La cosa es que algunos pensábamos que toda esa falaz argumentación era puro cinismo. Que no se la creí­an ni ellos, vamos.

Cuando nos contaron que su noble causa era ver algún dí­a este mundo libre de almorranas, algunos sospechamos que no era más que una excusa para seguir dándonos por el culo. Pero otros, muchos millones, se apresuraron a ir a la farmacia y compraron ellos mismos la vaselina. Más o menos como sucede con la religión.

Hoy, como ya se predijo, el barco se hunde.

Esa bondadosa mano invisible que iba a velar por el equilibrio del libre mercado ha resultado ser (qué sorpresa) la mano negra de la codicia. Una mano que no ha hecho más que robar carteras, de piel y de valores, y apilarlas detrás de tabiques de escayola fresca. Ahora, si el capitán tuviera lo que hay que tener, se hundirí­a con el barco. Reconocerí­a haber errado la ruta y asumirí­a la responsabilidad de habernos llevado directos al ojo del huracán; se aferrarí­a al timón con dignidad y morirí­a por sus ideales.
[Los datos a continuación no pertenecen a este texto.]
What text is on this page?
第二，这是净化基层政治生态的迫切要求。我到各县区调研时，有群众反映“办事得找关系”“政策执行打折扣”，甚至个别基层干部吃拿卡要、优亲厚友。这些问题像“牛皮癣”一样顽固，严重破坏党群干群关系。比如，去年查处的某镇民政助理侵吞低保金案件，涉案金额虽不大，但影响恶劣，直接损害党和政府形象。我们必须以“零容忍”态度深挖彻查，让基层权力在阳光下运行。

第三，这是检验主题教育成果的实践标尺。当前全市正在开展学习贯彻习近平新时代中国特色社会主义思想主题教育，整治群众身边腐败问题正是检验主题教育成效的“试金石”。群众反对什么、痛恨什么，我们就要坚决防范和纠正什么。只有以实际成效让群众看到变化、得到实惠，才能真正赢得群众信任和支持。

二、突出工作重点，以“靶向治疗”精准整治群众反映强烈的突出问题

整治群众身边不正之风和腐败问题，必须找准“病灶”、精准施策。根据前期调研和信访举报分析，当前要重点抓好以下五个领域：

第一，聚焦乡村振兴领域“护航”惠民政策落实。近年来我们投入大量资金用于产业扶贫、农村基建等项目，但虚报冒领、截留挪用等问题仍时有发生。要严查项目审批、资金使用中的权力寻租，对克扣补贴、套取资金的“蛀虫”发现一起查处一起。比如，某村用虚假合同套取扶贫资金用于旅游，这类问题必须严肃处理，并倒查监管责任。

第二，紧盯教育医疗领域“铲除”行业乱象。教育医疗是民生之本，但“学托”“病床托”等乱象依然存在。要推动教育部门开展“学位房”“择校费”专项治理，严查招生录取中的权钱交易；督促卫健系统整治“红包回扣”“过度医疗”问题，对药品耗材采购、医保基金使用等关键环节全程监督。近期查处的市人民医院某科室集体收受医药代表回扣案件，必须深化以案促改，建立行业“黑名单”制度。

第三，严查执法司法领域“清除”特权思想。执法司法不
Pero no va a caer la breva. Sus ideales eran, efectivamente, puro cinismo. Ahora que la cosa se pone fea, los dobermans encorbatados se lamentan y con lágrimas en los ojos piden a ese Estado al que siempre quisieron dejar al margen que les saque del atolladero. Y el Estado va y tira de dinero público para tapar los agujeros del barco privado.

Porque si ellos se hunden nos hundimos todos, y después de tantas horas de sofá y televisor de plasma ya no sabemos nadar.

«Un paréntesis al libre mercado», ha llegado a sugerir alguien. Pues yo, más que un paréntesis, me inclino por un punto y final. Y si es posible que se arranquen estas páginas vergonzosas de nuestra historia en la que no se ha hecho más que joder la vida en este planeta para que unos pocos puedan pasear su estulticia en flamantes coches deportivos. Pero no. En cinco años volveremos a hacer cola en la farmacia. Parece que nos gusta.